Apple is dismantling old phones to recover precious metals, but is it enough?

Today, smartphones are made with dozens of materials—from gold and silver to phosphorus and titanium—mined in processes that are often environmentally and socially destructive. But all of those materials could eventually be recovered from old electronics and reused for new products.

At e-waste recycling plants now, old electronics go through shredders that tear up the device before the materials are sorted and sold on the commodities market. The process of shredding makes full recovery impossible; valuable rare earth minerals used as magnets in the iPhone’s speaker, for example, can attach themselves to other metal during the process and be lost.

Apple (of course) has a better solution for recovering precious metals.
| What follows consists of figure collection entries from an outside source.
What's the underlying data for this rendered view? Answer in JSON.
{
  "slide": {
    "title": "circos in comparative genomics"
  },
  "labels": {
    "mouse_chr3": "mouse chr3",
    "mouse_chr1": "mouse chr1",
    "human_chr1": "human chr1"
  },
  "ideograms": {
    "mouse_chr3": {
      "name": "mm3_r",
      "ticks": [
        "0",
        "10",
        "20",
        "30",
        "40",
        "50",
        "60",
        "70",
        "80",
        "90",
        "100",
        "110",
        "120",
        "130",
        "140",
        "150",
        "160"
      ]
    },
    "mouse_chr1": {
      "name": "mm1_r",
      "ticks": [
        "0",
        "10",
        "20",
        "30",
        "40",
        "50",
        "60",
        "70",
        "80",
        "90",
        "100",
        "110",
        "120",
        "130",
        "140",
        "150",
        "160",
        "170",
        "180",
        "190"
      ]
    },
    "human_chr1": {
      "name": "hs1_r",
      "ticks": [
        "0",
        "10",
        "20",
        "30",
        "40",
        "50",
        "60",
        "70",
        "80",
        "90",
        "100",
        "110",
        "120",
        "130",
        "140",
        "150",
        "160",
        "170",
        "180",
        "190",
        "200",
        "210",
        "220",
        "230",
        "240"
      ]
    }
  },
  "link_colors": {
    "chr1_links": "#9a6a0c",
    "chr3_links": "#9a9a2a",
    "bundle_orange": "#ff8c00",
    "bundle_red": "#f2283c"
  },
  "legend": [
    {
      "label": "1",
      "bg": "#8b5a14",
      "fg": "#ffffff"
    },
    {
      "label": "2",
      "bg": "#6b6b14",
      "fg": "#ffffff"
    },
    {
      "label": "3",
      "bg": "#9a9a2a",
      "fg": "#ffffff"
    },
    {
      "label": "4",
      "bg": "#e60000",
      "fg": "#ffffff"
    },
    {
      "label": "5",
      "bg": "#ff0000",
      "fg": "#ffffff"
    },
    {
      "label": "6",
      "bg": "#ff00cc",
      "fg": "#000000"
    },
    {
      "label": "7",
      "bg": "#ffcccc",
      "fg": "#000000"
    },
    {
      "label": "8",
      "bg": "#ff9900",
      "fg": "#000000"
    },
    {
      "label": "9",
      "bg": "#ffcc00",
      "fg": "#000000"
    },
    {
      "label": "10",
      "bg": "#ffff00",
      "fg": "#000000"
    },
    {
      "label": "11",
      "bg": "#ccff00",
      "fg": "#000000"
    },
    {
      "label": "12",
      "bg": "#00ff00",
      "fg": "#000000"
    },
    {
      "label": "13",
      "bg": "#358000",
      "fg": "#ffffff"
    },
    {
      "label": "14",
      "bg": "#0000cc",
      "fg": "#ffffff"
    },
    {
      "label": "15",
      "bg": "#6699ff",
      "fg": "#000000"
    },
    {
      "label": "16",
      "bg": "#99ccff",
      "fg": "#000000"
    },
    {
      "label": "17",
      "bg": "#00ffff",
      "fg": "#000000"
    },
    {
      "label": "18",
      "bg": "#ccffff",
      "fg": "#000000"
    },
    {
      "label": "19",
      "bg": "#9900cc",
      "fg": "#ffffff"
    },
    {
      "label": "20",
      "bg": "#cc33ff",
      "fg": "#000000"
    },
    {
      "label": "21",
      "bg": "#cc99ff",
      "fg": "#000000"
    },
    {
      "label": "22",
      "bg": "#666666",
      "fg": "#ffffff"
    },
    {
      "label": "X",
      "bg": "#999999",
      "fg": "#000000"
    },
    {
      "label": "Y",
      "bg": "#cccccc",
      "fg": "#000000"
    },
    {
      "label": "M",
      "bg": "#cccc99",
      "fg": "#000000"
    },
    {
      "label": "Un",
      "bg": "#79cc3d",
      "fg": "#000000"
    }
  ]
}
The tech giant has created a customized robot named Daisy that can disassemble as many as 200 old phones in an hour and extract cobalt from them. That cobalt is already being used to make new batteries, which is a rather big deal; the majority of the world’s cobalt comes from the Democratic Republic of Congo, sometimes mined by hand (despite the toxicity of the material) in dangerous pits. Recycling materials from the billion-plus iPhones that already exist makes more sense.

This is one way that Apple is attempting reduce its environmental impact, but it doesn’t warrant all too much praise. After all, if Apple created longer-lasting products that users could easily repair, then people wouldn’t need to continuously buy new products every couple years.